# Overview

The purpose of this notebook is to combine data from different sources and clean it. Two data sets are saved at the end:
* **Dataset 1:** Population & diabetes for all counties, 2004 to 2017. This data will only be used for exploring nationwide trends. 
* **Dataset 2:** Diabetes and census demographic (ACS) data for counties with popultation >65,000, 2006 to 2017. This data set will be used for the predictive model.



**Notes**
* All data from Puerto Rico has been removed from both data sets due to a lack of explanatory data (education level & age ratio). 
* Counties missing four or more years worth of ACS data (due to changing population numbers, either over or under the 65,000 population limit) are removed from dataset 2. 
* In any counties missing three or less years worth of data, the data is interpolated or backfilled if no points exist preceeding that year. 
* Much of the counties have null values for the pacific islander race for all years; if so, the null values are replaced with 0.


# Code Navigation
* [1. Load Packages & Data](#1.LoadPackages&Data)
* [2. All Counties](#2.AllCounties)
    * [2.1. Prep: Population Data](#2.1.Prep:PopulationData)
    * [2.2. Prep: Age Ratio Data](#2.2.Prep:AgeRatioData)
    * [2.3. Prep: Diabetes Data](#2.3.Prep:DiabetesData)
    * [2.4. Combine: All County Data](#2.4.Combine:AllCountyData)
* [3. Populous Counties + ACS](#3.PopulousCounties+ACS)
    * [3.1. Prep: ACS Demographic Data](#3.1.Prep:ACSDemographicData)
    * [3.2. Combine Demographic & Diabetes Data](#3.2.Combine:Demographic&DiabetesData)
* [4. Saving Data](#4.SavingData)

## 1. Load Packages & Data <a class="anchor" id="1.LoadPackages&Data"></a>

In [1]:
import requests
import pandas as pd
import csv
import os
import sys
from glob import glob
import numpy as np
import matplotlib.pyplot as plt
import geopandas as gpd
from tqdm import tqdm

pd.set_option('display.max_rows', None)
pd.set_option('display.max_columns', None)

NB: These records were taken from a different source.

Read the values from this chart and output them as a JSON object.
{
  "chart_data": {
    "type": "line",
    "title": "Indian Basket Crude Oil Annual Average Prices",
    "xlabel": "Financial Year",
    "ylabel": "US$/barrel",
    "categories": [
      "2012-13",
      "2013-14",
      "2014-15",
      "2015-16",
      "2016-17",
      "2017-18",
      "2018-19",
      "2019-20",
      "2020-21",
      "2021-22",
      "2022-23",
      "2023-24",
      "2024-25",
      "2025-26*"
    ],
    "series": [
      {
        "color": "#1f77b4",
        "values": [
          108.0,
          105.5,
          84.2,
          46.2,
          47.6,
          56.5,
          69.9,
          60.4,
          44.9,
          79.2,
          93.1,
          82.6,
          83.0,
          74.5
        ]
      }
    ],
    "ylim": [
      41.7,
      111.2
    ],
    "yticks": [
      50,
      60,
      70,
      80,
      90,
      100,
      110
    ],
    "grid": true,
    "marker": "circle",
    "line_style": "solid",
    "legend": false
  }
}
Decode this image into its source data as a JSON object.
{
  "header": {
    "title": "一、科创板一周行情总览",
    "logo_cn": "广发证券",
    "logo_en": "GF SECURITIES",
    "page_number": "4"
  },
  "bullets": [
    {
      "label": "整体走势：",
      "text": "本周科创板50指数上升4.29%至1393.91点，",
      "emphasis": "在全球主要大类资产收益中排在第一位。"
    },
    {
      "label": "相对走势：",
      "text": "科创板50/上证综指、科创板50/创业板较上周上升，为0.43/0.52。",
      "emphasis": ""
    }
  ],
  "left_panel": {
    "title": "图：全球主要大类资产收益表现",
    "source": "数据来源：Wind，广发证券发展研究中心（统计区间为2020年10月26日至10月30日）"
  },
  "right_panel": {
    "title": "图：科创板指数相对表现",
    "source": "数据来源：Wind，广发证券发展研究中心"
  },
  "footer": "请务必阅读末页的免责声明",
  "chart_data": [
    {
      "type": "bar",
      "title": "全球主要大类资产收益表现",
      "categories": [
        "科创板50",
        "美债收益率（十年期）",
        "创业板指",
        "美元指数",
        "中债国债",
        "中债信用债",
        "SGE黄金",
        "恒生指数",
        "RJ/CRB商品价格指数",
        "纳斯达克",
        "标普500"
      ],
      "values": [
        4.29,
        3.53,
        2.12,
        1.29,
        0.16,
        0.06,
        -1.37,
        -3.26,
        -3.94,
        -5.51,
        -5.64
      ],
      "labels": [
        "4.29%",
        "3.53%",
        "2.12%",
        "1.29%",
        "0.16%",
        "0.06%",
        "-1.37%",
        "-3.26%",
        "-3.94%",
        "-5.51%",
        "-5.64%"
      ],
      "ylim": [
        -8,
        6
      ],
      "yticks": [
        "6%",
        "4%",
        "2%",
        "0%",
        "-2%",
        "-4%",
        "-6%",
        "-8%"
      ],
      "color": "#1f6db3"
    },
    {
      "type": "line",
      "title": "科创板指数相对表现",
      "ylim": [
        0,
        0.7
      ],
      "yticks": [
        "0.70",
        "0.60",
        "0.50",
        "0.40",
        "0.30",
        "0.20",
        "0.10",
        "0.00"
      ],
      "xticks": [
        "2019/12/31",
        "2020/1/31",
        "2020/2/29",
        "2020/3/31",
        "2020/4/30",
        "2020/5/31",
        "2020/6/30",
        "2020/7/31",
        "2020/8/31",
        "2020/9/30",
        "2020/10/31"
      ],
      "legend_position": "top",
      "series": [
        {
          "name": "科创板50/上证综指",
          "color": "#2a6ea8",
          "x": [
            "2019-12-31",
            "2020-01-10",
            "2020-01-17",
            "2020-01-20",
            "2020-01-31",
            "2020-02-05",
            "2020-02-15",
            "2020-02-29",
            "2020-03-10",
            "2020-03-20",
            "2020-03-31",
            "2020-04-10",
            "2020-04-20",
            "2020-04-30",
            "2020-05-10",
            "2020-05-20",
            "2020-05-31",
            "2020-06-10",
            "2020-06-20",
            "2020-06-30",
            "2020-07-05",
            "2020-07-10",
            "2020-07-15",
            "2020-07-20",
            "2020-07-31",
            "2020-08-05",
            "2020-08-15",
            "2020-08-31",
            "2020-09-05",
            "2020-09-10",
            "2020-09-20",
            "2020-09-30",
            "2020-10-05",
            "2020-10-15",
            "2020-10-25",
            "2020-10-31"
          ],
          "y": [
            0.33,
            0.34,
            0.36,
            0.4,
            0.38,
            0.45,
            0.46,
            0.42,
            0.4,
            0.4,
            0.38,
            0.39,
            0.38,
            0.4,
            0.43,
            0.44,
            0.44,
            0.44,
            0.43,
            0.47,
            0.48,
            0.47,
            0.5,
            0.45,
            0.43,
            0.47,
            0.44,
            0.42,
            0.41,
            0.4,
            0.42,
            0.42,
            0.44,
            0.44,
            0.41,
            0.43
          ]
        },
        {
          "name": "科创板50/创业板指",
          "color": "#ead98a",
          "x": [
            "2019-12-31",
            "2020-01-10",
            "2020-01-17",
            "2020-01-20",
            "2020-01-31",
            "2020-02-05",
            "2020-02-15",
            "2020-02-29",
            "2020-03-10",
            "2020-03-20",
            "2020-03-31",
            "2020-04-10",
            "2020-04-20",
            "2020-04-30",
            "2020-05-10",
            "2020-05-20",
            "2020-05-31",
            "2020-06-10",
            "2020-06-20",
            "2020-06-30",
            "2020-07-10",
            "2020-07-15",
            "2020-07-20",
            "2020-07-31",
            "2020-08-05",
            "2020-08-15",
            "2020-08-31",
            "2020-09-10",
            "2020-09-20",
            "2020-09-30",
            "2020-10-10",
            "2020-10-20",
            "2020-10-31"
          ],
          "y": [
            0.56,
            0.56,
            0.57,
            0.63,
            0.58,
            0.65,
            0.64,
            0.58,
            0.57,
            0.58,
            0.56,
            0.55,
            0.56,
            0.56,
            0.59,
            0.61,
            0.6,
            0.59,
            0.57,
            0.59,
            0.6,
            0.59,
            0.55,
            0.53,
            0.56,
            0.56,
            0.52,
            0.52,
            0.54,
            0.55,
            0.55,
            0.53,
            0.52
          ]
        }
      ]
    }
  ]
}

#Change directory to project root directory
os.chdir("..")

#Import custom code
from src.code_flow.CreateJupyterNotebookHeadings import jupyternotebookheadings1, jupyternotebookheadings2

In [2]:
#Read in csv from raw data folder
df_diabetes=pd.read_csv('data/raw/diabetes_data_2004_2017.csv',index_col=0)
df_census=pd.read_csv('data/raw/ACS_data_2006_2019.csv',index_col=0)
df_pop=pd.read_csv('data/raw/population_est_2000_2019.csv',index_col=0)
df_pop_age=pd.read_csv('data/raw/population_age_ratio_2010.csv',index_col=0)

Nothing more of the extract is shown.